Fertility treatments can cost tens of thousands of dollars, and they can be unpleasant. After going through a "cycle" of treatments, the Fusillos say they couldn't bring themselves to discard their extra embryos.

They decided they would donate them to another couple. Bob had no problem with the idea. Mary liked the idea, too -- but when she drove to the clinic to sign the papers, she got cold feet.

"I circled the parking lot for half an hour just sobbing, knowing that when I went in there, this is it," she remembers. "I was never going to have any more children come out of my body."

She did sign. The embryos went to another couple.

Then Mary Fusillo changed jobs. She'd been a nursing administrator for years in hospitals, and she switched to reproductive medicine. Now she works in an infertility clinic in the state of Virginia. She's also on the national board of directors of Resolve, a non-profit group that works on behalf of infertile couples.

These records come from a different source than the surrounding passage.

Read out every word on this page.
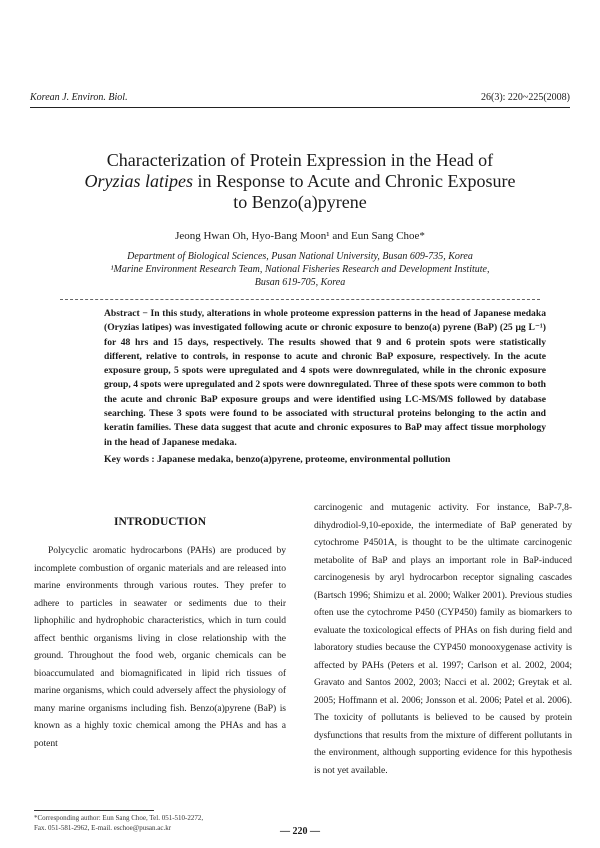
Korean J. Environ. Biol.	26(3): 220~225(2008)
Characterization of Protein Expression in the Head of
Oryzias latipes in Response to Acute and Chronic Exposure
to Benzo(a)pyrene
Jeong Hwan Oh, Hyo-Bang Moon¹ and Eun Sang Choe*
Department of Biological Sciences, Pusan National University, Busan 609-735, Korea
¹Marine Environment Research Team, National Fisheries Research and Development Institute,
Busan 619-705, Korea
Abstract − In this study, alterations in whole proteome expression patterns in the head of Japanese medaka (Oryzias latipes) was investigated following acute or chronic exposure to benzo(a) pyrene (BaP) (25 μg L⁻¹) for 48 hrs and 15 days, respectively. The results showed that 9 and 6 protein spots were statistically different, relative to controls, in response to acute and chronic BaP exposure, respectively. In the acute exposure group, 5 spots were upregulated and 4 spots were downregulated, while in the chronic exposure group, 4 spots were upregulated and 2 spots were downregulated. Three of these spots were common to both the acute and chronic BaP exposure groups and were identified using LC-MS/MS followed by database searching. These 3 spots were found to be associated with structural proteins belonging to the actin and keratin families. These data suggest that acute and chronic exposures to BaP may affect tissue morphology in the head of Japanese medaka.
Key words : Japanese medaka, benzo(a)pyrene, proteome, environmental pollution
INTRODUCTION

Polycyclic aromatic hydrocarbons (PAHs) are produced by incomplete combustion of organic materials and are released into marine environments through various routes. They prefer to adhere to particles in seawater or sediments due to their liphophilic and hydrophobic characteristics, which in turn could affect benthic organisms living in close relationship with the ground. Throughout the food web, organic chemicals can be bioaccumulated and biomagnificated in lipid rich tissues of marine organisms, which could adversely affect the physiology of many marine organisms including fish. Benzo(a)pyrene (BaP) is known as a highly toxic chemical among the PHAs and has a potent

carcinogenic and mutagenic activity. For instance, BaP-7,8-dihydrodiol-9,10-epoxide, the intermediate of BaP generated by cytochrome P4501A, is thought to be the ultimate carcinogenic metabolite of BaP and plays an important role in BaP-induced carcinogenesis by aryl hydrocarbon receptor signaling cascades (Bartsch 1996; Shimizu et al. 2000; Walker 2001). Previous studies often use the cytochrome P450 (CYP450) family as biomarkers to evaluate the toxicological effects of PHAs on fish during field and laboratory studies because the CYP450 monooxygenase activity is affected by PAHs (Peters et al. 1997; Carlson et al. 2002, 2004; Gravato and Santos 2002, 2003; Nacci et al. 2002; Greytak et al. 2005; Hoffmann et al. 2006; Jonsson et al. 2006; Patel et al. 2006). The toxicity of pollutants is believed to be caused by protein dysfunctions that results from the mixture of different pollutants in the environment, although supporting evidence for this hypothesis is not yet available.

*Corresponding author: Eun Sang Choe, Tel. 051-510-2272,
Fax. 051-581-2962, E-mail. eschoe@pusan.ac.kr	— 220 —
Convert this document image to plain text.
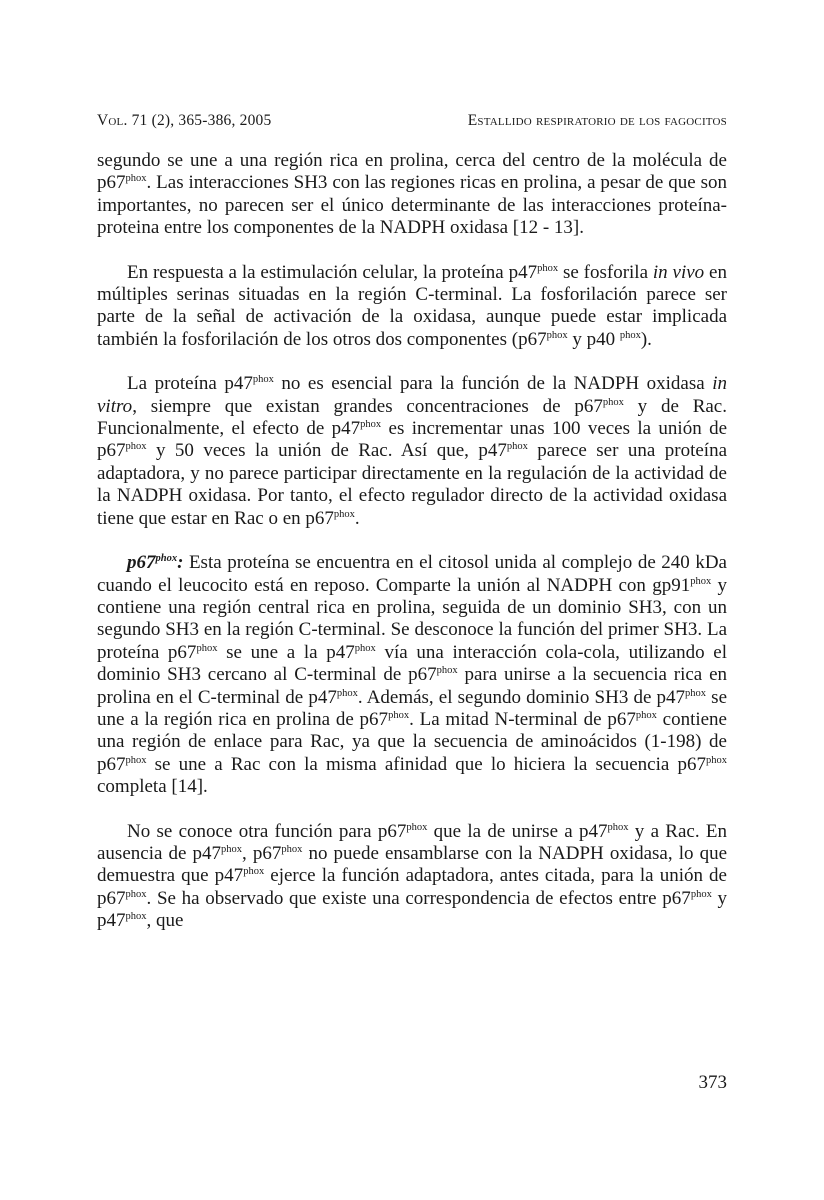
Vol. 71 (2), 365-386, 2005	Estallido respiratorio de los fagocitos

segundo se une a una región rica en prolina, cerca del centro de la molécula de $p67^{phox}$. Las interacciones SH3 con las regiones ricas en prolina, a pesar de que son importantes, no parecen ser el único determinante de las interacciones proteína-proteina entre los componentes de la NADPH oxidasa [12 - 13].

En respuesta a la estimulación celular, la proteína $p47^{phox}$ se fosforila in vivo en múltiples serinas situadas en la región C-terminal. La fosforilación parece ser parte de la señal de activación de la oxidasa, aunque puede estar implicada también la fosforilación de los otros dos componentes ($p67^{phox}$ y p40 $^{phox}$).

La proteína $p47^{phox}$ no es esencial para la función de la NADPH oxidasa in vitro, siempre que existan grandes concentraciones de $p67^{phox}$ y de Rac. Funcionalmente, el efecto de $p47^{phox}$ es incrementar unas 100 veces la unión de $p67^{phox}$ y 50 veces la unión de Rac. Así que, $p47^{phox}$ parece ser una proteína adaptadora, y no parece participar directamente en la regulación de la actividad de la NADPH oxidasa. Por tanto, el efecto regulador directo de la actividad oxidasa tiene que estar en Rac o en $p67^{phox}$.

$p67^{phox}$: Esta proteína se encuentra en el citosol unida al complejo de 240 kDa cuando el leucocito está en reposo. Comparte la unión al NADPH con $gp91^{phox}$ y contiene una región central rica en prolina, seguida de un dominio SH3, con un segundo SH3 en la región C-terminal. Se desconoce la función del primer SH3. La proteína $p67^{phox}$ se une a la $p47^{phox}$ vía una interacción cola-cola, utilizando el dominio SH3 cercano al C-terminal de $p67^{phox}$ para unirse a la secuencia rica en prolina en el C-terminal de $p47^{phox}$. Además, el segundo dominio SH3 de $p47^{phox}$ se une a la región rica en prolina de $p67^{phox}$. La mitad N-terminal de $p67^{phox}$ contiene una región de enlace para Rac, ya que la secuencia de aminoácidos (1-198) de $p67^{phox}$ se une a Rac con la misma afinidad que lo hiciera la secuencia $p67^{phox}$ completa [14].

No se conoce otra función para $p67^{phox}$ que la de unirse a $p47^{phox}$ y a Rac. En ausencia de $p47^{phox}$, $p67^{phox}$ no puede ensamblarse con la NADPH oxidasa, lo que demuestra que $p47^{phox}$ ejerce la función adaptadora, antes citada, para la unión de $p67^{phox}$. Se ha observado que existe una correspondencia de efectos entre $p67^{phox}$ y $p47^{phox}$, que

373
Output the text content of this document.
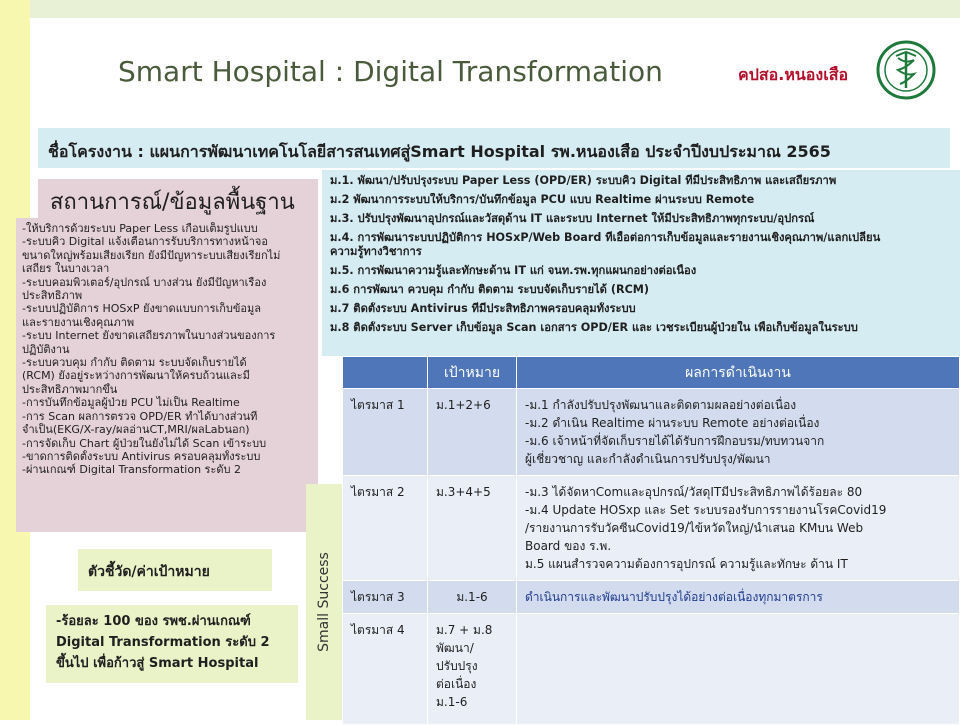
Smart Hospital : Digital Transformation	คปสอ.หนองเสือ
ชื่อโครงงาน : แผนการพัฒนาเทคโนโลยีสารสนเทศสู่Smart Hospital รพ.หนองเสือ ประจำปีงบประมาณ 2565
สถานการณ์/ข้อมูลพื้นฐาน
-ให้บริการด้วยระบบ Paper Less เกือบเต็มรูปแบบ
-ระบบคิว Digital แจ้งเตือนการรับบริการทางหน้าจอ
ขนาดใหญ่พร้อมเสียงเรียก ยังมีปัญหาระบบเสียงเรียกไม่
เสถียร ในบางเวลา
-ระบบคอมพิวเตอร์/อุปกรณ์ บางส่วน ยังมีปัญหาเรื่อง
ประสิทธิภาพ
-ระบบปฏิบัติการ HOSxP ยังขาดแบบการเก็บข้อมูล
และรายงานเชิงคุณภาพ
-ระบบ Internet ยังขาดเสถียรภาพในบางส่วนของการ
ปฏิบัติงาน
-ระบบควบคุม กำกับ ติดตาม ระบบจัดเก็บรายได้
(RCM) ยังอยู่ระหว่างการพัฒนาให้ครบถ้วนและมี
ประสิทธิภาพมากขึ้น
-การบันทึกข้อมูลผู้ป่วย PCU ไม่เป็น Realtime
-การ Scan ผลการตรวจ OPD/ER ทำได้บางส่วนที่
จำเป็น(EKG/X-ray/ผลอ่านCT,MRI/ผลLabนอก)
-การจัดเก็บ Chart ผู้ป่วยในยังไม่ได้ Scan เข้าระบบ
-ขาดการติดตั้งระบบ Antivirus ครอบคลุมทั้งระบบ
-ผ่านเกณฑ์ Digital Transformation ระดับ 2
ม.1. พัฒนา/ปรับปรุงระบบ Paper Less (OPD/ER) ระบบคิว Digital ที่มีประสิทธิภาพ และเสถียรภาพ
ม.2 พัฒนาการระบบให้บริการ/บันทึกข้อมูล PCU แบบ Realtime ผ่านระบบ Remote
ม.3. ปรับปรุงพัฒนาอุปกรณ์และวัสดุด้าน IT และระบบ Internet ให้มีประสิทธิภาพทุกระบบ/อุปกรณ์
ม.4. การพัฒนาระบบปฏิบัติการ HOSxP/Web Board ที่เอื้อต่อการเก็บข้อมูลและรายงานเชิงคุณภาพ/แลกเปลี่ยน
ความรู้ทางวิชาการ
ม.5. การพัฒนาความรู้และทักษะด้าน IT แก่ จนท.รพ.ทุกแผนกอย่างต่อเนื่อง
ม.6 การพัฒนา ควบคุม กำกับ ติดตาม ระบบจัดเก็บรายได้ (RCM)
ม.7 ติดตั้งระบบ Antivirus ที่มีประสิทธิภาพครอบคลุมทั้งระบบ
ม.8 ติดตั้งระบบ Server เก็บข้อมูล Scan เอกสาร OPD/ER และ เวชระเบียนผู้ป่วยใน เพื่อเก็บข้อมูลในระบบ
ตัวชี้วัด/ค่าเป้าหมาย
-ร้อยละ 100 ของ รพช.ผ่านเกณฑ์
Digital Transformation ระดับ 2
ขึ้นไป เพื่อก้าวสู่ Smart Hospital
Small Success
	เป้าหมาย	ผลการดำเนินงาน
ไตรมาส 1	ม.1+2+6	-ม.1 กำลังปรับปรุงพัฒนาและติดตามผลอย่างต่อเนื่อง
-ม.2 ดำเนิน Realtime ผ่านระบบ Remote อย่างต่อเนื่อง
-ม.6 เจ้าหน้าที่จัดเก็บรายได้ได้รับการฝึกอบรม/ทบทวนจาก
ผู้เชี่ยวชาญ และกำลังดำเนินการปรับปรุง/พัฒนา

ไตรมาส 2	ม.3+4+5	-ม.3 ได้จัดหาComและอุปกรณ์/วัสดุITมีประสิทธิภาพได้ร้อยละ 80
-ม.4 Update HOSxp และ Set ระบบรองรับการรายงานโรคCovid19
/รายงานการรับวัคซีนCovid19/ไข้หวัดใหญ่/นำเสนอ KMบน Web
Board ของ ร.พ.
ม.5 แผนสำรวจความต้องการอุปกรณ์ ความรู้และทักษะ ด้าน IT

ไตรมาส 3	ม.1-6	ดำเนินการและพัฒนาปรับปรุงได้อย่างต่อเนื่องทุกมาตรการ

ไตรมาส 4	ม.7 + ม.8
พัฒนา/
ปรับปรุง
ต่อเนื่อง
ม.1-6	
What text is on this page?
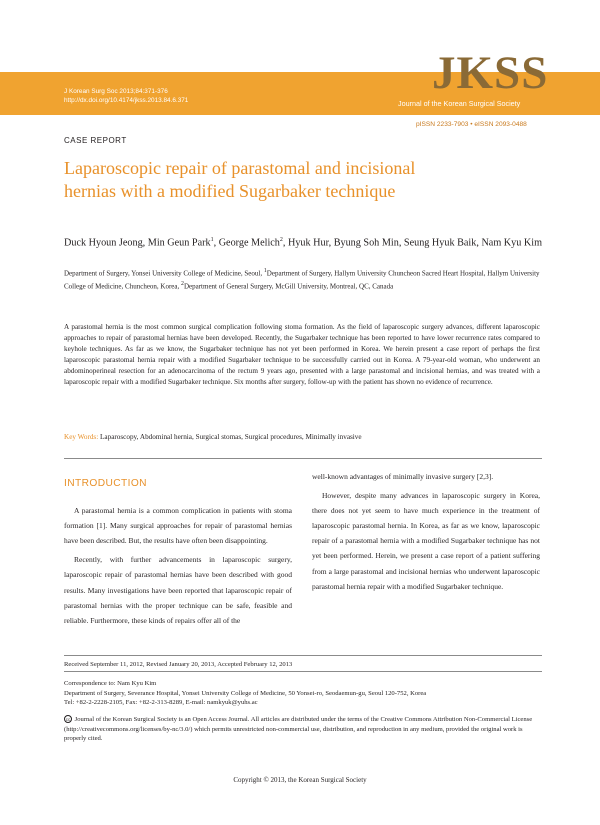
J Korean Surg Soc 2013;84:371-376
http://dx.doi.org/10.4174/jkss.2013.84.6.371
JKSS
Journal of the Korean Surgical Society
pISSN 2233-7903 • eISSN 2093-0488
CASE REPORT
Laparoscopic repair of parastomal and incisional
hernias with a modified Sugarbaker technique
Duck Hyoun Jeong, Min Geun Park$^1$, George Melich$^2$, Hyuk Hur, Byung Soh Min, Seung Hyuk Baik, Nam Kyu Kim
Department of Surgery, Yonsei University College of Medicine, Seoul, $^1$Department of Surgery, Hallym University Chuncheon Sacred Heart Hospital, Hallym University College of Medicine, Chuncheon, Korea, $^2$Department of General Surgery, McGill University, Montreal, QC, Canada

A parastomal hernia is the most common surgical complication following stoma formation. As the field of laparoscopic surgery advances, different laparoscopic approaches to repair of parastomal hernias have been developed. Recently, the Sugarbaker technique has been reported to have lower recurrence rates compared to keyhole techniques. As far as we know, the Sugarbaker technique has not yet been performed in Korea. We herein present a case report of perhaps the first laparoscopic parastomal hernia repair with a modified Sugarbaker technique to be successfully carried out in Korea. A 79-year-old woman, who underwent an abdominoperineal resection for an adenocarcinoma of the rectum 9 years ago, presented with a large parastomal and incisional hernias, and was treated with a laparoscopic repair with a modified Sugarbaker technique. Six months after surgery, follow-up with the patient has shown no evidence of recurrence.

Key Words: Laparoscopy, Abdominal hernia, Surgical stomas, Surgical procedures, Minimally invasive

INTRODUCTION

A parastomal hernia is a common complication in patients with stoma formation [1]. Many surgical approaches for repair of parastomal hernias have been described. But, the results have often been disappointing.

Recently, with further advancements in laparoscopic surgery, laparoscopic repair of parastomal hernias have been described with good results. Many investigations have been reported that laparoscopic repair of parastomal hernias with the proper technique can be safe, feasible and reliable. Furthermore, these kinds of repairs offer all of the

well-known advantages of minimally invasive surgery [2,3].

However, despite many advances in laparoscopic surgery in Korea, there does not yet seem to have much experience in the treatment of laparoscopic parastomal hernia. In Korea, as far as we know, laparoscopic repair of a parastomal hernia with a modified Sugarbaker technique has not yet been performed. Herein, we present a case report of a patient suffering from a large parastomal and incisional hernias who underwent laparoscopic parastomal hernia repair with a modified Sugarbaker technique.

Received September 11, 2012, Revised January 20, 2013, Accepted February 12, 2013
Correspondence to: Nam Kyu Kim
Department of Surgery, Severance Hospital, Yonsei University College of Medicine, 50 Yonsei-ro, Seodaemun-gu, Seoul 120-752, Korea
Tel: +82-2-2228-2105, Fax: +82-2-313-8289, E-mail: namkyuk@yuhs.ac
cc Journal of the Korean Surgical Society is an Open Access Journal. All articles are distributed under the terms of the Creative Commons Attribution Non-Commercial License (http://creativecommons.org/licenses/by-nc/3.0/) which permits unrestricted non-commercial use, distribution, and reproduction in any medium, provided the original work is properly cited.
Copyright © 2013, the Korean Surgical Society
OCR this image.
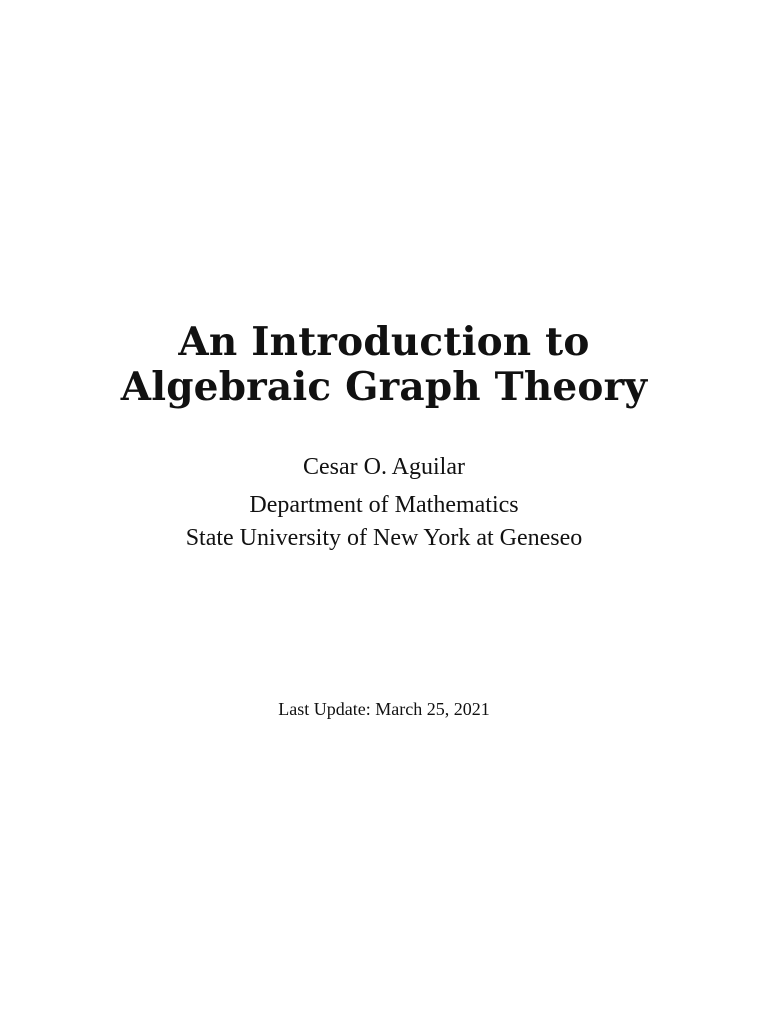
An Introduction to
Algebraic Graph Theory
Cesar O. Aguilar
Department of Mathematics
State University of New York at Geneseo
Last Update: March 25, 2021
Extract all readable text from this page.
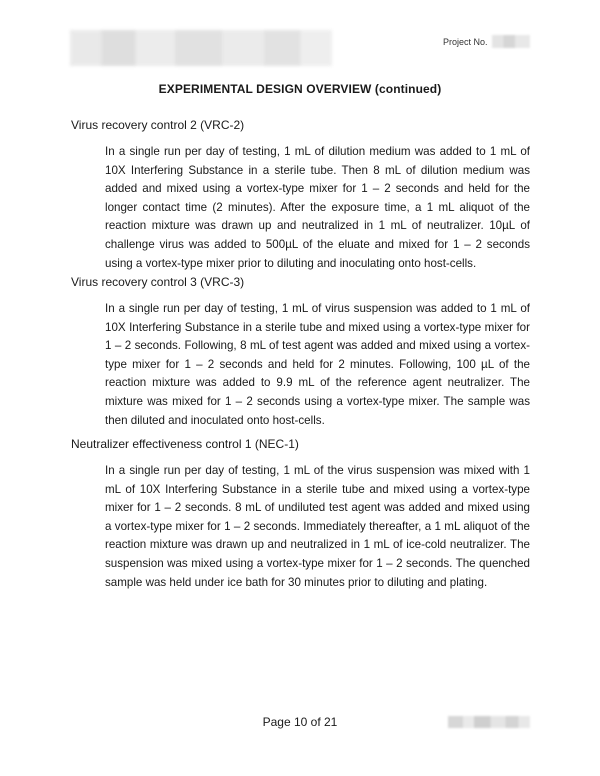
Project No.
EXPERIMENTAL DESIGN OVERVIEW (continued)
Virus recovery control 2 (VRC-2)
In a single run per day of testing, 1 mL of dilution medium was added to 1 mL of 10X Interfering Substance in a sterile tube. Then 8 mL of dilution medium was added and mixed using a vortex-type mixer for 1 – 2 seconds and held for the longer contact time (2 minutes). After the exposure time, a 1 mL aliquot of the reaction mixture was drawn up and neutralized in 1 mL of neutralizer. 10µL of challenge virus was added to 500µL of the eluate and mixed for 1 – 2 seconds using a vortex-type mixer prior to diluting and inoculating onto host-cells.
Virus recovery control 3 (VRC-3)
In a single run per day of testing, 1 mL of virus suspension was added to 1 mL of 10X Interfering Substance in a sterile tube and mixed using a vortex-type mixer for 1 – 2 seconds. Following, 8 mL of test agent was added and mixed using a vortex-type mixer for 1 – 2 seconds and held for 2 minutes. Following, 100 µL of the reaction mixture was added to 9.9 mL of the reference agent neutralizer. The mixture was mixed for 1 – 2 seconds using a vortex-type mixer. The sample was then diluted and inoculated onto host-cells.
Neutralizer effectiveness control 1 (NEC-1)
In a single run per day of testing, 1 mL of the virus suspension was mixed with 1 mL of 10X Interfering Substance in a sterile tube and mixed using a vortex-type mixer for 1 – 2 seconds. 8 mL of undiluted test agent was added and mixed using a vortex-type mixer for 1 – 2 seconds. Immediately thereafter, a 1 mL aliquot of the reaction mixture was drawn up and neutralized in 1 mL of ice-cold neutralizer. The suspension was mixed using a vortex-type mixer for 1 – 2 seconds. The quenched sample was held under ice bath for 30 minutes prior to diluting and plating.
Page 10 of 21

Resolve is trying to get more couples to donate their frozen embryos to other couples, but Mary Fusillo says it's a tough sell.

"Very, very few people will donate their embryos," she says.

She says some people think of each embryo as a human life. Other people say they'll donate their extra embryos, but then they have a baby and they see the remaining embryos as the baby's siblings. But she says the biggest hurdle for most women is the same one she faced.

"I'm in a twins mom group," she says. "Most twins these days are from infertility treatments, so most my friends did infertility treatment."

One day, she says, the women in the group were talking about their frozen embryos.

"One woman had like a 10 or 11-year-old," Fusillo remembers, "And she said, 'I'm not going to give mine up or destroy them until I'm 50 years old. I figure when I'm 50, I'm going to decide I'm never going to have another baby.'"

Fusillo says the woman was 40 at the time.

"So she's going to keep them frozen for another 10 years," Fusillo says. "There's (other) embryos that have been frozen for 15 years."

Mary Fusillo expects the number of frozen embryos in the United States to keep growing. She says there are nearly 500 infertility clinics in the country, and many of them are doing a brisk business.